There are several vector borne diseases and luckily for you in Canada, the bugs and mosquitos are being chilled out. Vaccination for these diseases would then be in the late spring to give protection when they fly.
The encephalitis diseases (Eastern, Western, Venezuelan and West Nile) are diseases carried by the mosquito. These can affect horses even in a “closed herd” and therefore are considered in the “core” vaccines according to the AAEP. In addition, these diseases can kill your horses. Therefore I think that these effective vaccinations along with tetanus and rabies vaccines should be given to all horses.
Other diseases that can make your horses sick but can be effectively dealt with through great management include the influenza, rhinopnumonitis (EHV or equine herpes virus), strangles, Potomac horse fever, anthrax and botulism. This include isolation of horses that come and go on the farm (an “open” herd),
The rabies vaccine was licensed for annual use in horses. There may be 2 reasons why it has not been licensed for every 3 years. The first is that it was easier to license for annual and may be too costly to change this. The second may be due to the inability to substantially determine if the horse is protected beyond a year. IgG titers often go very low quickly yet the memory cells are ready to return when an infection occurs. If you can’t measure the degree of protection in a post vaccinated horse then the only other way to determine if the horse is protected is to expose it to rabies and see if the horse lives or dies. You can see the problem with this.

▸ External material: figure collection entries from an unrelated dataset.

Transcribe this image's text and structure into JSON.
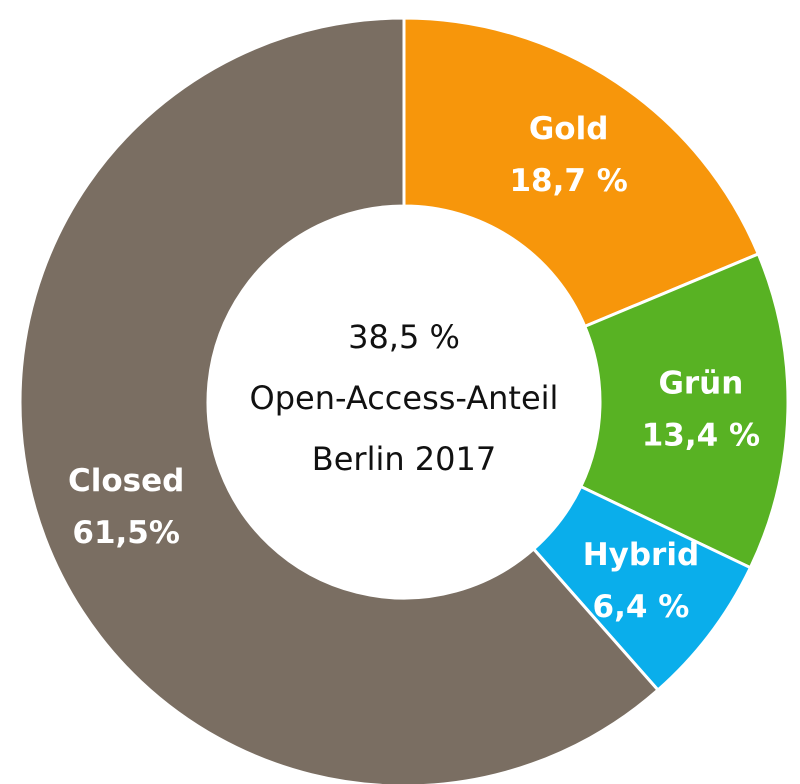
{
  "chart_data": {
    "type": "pie",
    "style": "donut",
    "center_text": [
      "38,5 %",
      "Open-Access-Anteil",
      "Berlin 2017"
    ],
    "series": [
      {
        "name": "Gold",
        "value": 18.7,
        "value_label": "18,7 %",
        "color": "#F7960B"
      },
      {
        "name": "Grün",
        "value": 13.4,
        "value_label": "13,4 %",
        "color": "#58B223"
      },
      {
        "name": "Hybrid",
        "value": 6.4,
        "value_label": "6,4 %",
        "color": "#0AAEEB"
      },
      {
        "name": "Closed",
        "value": 61.5,
        "value_label": "61,5%",
        "color": "#7A6E62"
      }
    ],
    "start_angle_deg": 0,
    "direction": "clockwise"
  }
}
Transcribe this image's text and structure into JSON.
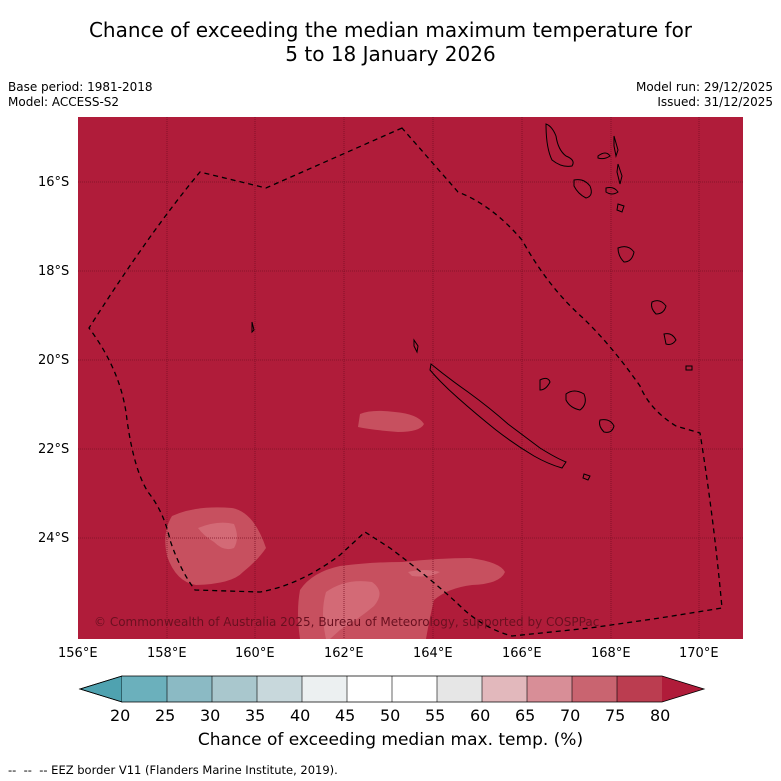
{
  "title": {
    "line1": "Chance of exceeding the median maximum temperature for",
    "line2": "5 to 18 January 2026"
  },
  "meta": {
    "base_period": "Base period: 1981-2018",
    "model": "Model: ACCESS-S2",
    "model_run": "Model run: 29/12/2025",
    "issued": "Issued: 31/12/2025"
  },
  "map": {
    "lat_ticks": [
      "16°S",
      "18°S",
      "20°S",
      "22°S",
      "24°S"
    ],
    "lon_ticks": [
      "156°E",
      "158°E",
      "160°E",
      "162°E",
      "164°E",
      "166°E",
      "168°E",
      "170°E"
    ],
    "copyright": "© Commonwealth of Australia 2025, Bureau of Meteorology, supported by COSPPac",
    "background_color": "#b01c3a",
    "contour_color": "#c7505f",
    "inner_contour_color": "#d36a76"
  },
  "colorbar": {
    "ticks": [
      "20",
      "25",
      "30",
      "35",
      "40",
      "45",
      "50",
      "55",
      "60",
      "65",
      "70",
      "75",
      "80"
    ],
    "colors": [
      "#4fa2b0",
      "#6bb0bc",
      "#8bbac4",
      "#a9c7cd",
      "#c8d8dc",
      "#ecf0f1",
      "#ffffff",
      "#ffffff",
      "#e6e6e6",
      "#e2b8bc",
      "#d88e97",
      "#c96470",
      "#bb3d50",
      "#b01c3a"
    ],
    "label": "Chance of exceeding median max. temp. (%)"
  },
  "footer": "--  --  -- EEZ border V11 (Flanders Marine Institute, 2019)."
}
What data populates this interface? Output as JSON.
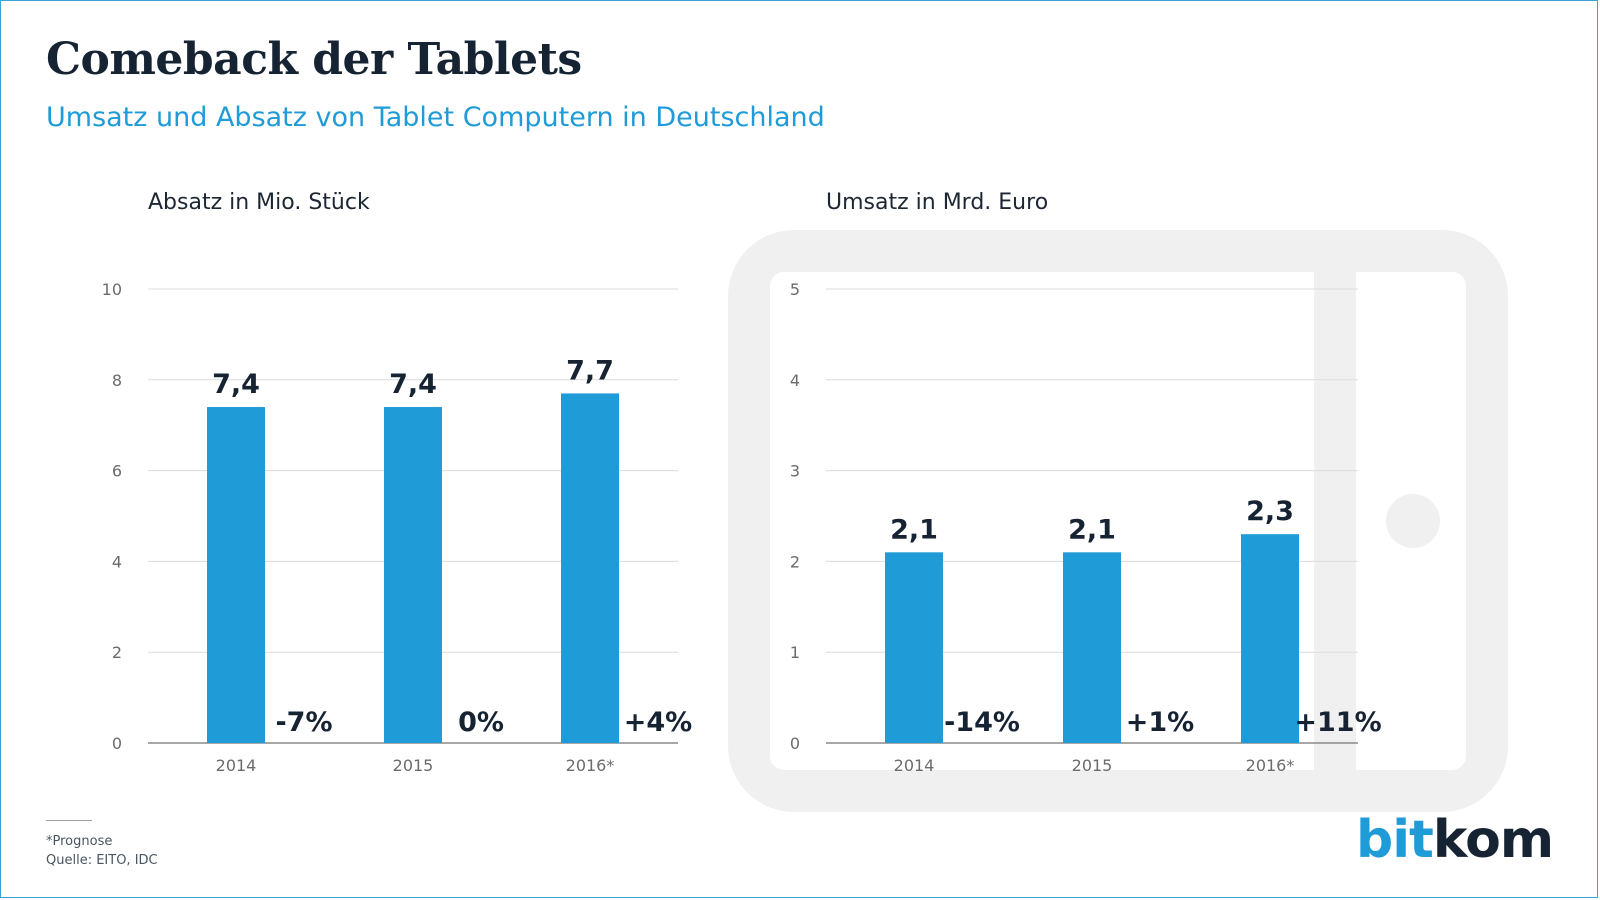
{
  "title": "Comeback der Tablets",
  "subtitle": "Umsatz und Absatz von Tablet Computern in Deutschland",
  "colors": {
    "bar": "#1f9bd7",
    "text_dark": "#152333",
    "grid": "#dcdcdc",
    "axis_text": "#6b6b6b",
    "tablet_bg": "#f0f0f0"
  },
  "icons": {
    "tablet": "tablet-outline-icon"
  },
  "chart_data": [
    {
      "type": "bar",
      "title": "Absatz in Mio. Stück",
      "categories": [
        "2014",
        "2015",
        "2016*"
      ],
      "values": [
        7.4,
        7.4,
        7.7
      ],
      "value_labels": [
        "7,4",
        "7,4",
        "7,7"
      ],
      "change_labels": [
        "-7%",
        "0%",
        "+4%"
      ],
      "yticks": [
        "0",
        "2",
        "4",
        "6",
        "8",
        "10"
      ],
      "ylim": [
        0,
        10
      ],
      "grid": true
    },
    {
      "type": "bar",
      "title": "Umsatz in Mrd. Euro",
      "categories": [
        "2014",
        "2015",
        "2016*"
      ],
      "values": [
        2.1,
        2.1,
        2.3
      ],
      "value_labels": [
        "2,1",
        "2,1",
        "2,3"
      ],
      "change_labels": [
        "-14%",
        "+1%",
        "+11%"
      ],
      "yticks": [
        "0",
        "1",
        "2",
        "3",
        "4",
        "5"
      ],
      "ylim": [
        0,
        5
      ],
      "grid": true
    }
  ],
  "footnote": {
    "note": "*Prognose",
    "source": "Quelle: EITO, IDC"
  },
  "logo": {
    "part1": "bit",
    "part2": "kom"
  }
}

Rabies will kill your horse and may also kill you if you don’t realize that your colicing horse (the #1 sign of rabies in a horse) actually has rabies. I have been “attacked” by a horse with rabies (confirmed by autopsy) and went through the post exposure protocol. I would never recommend modifying the annual rabies vaccination. It is not a disease to mess with – 100% lethal to ALL mammals and contagious from the horse to humans.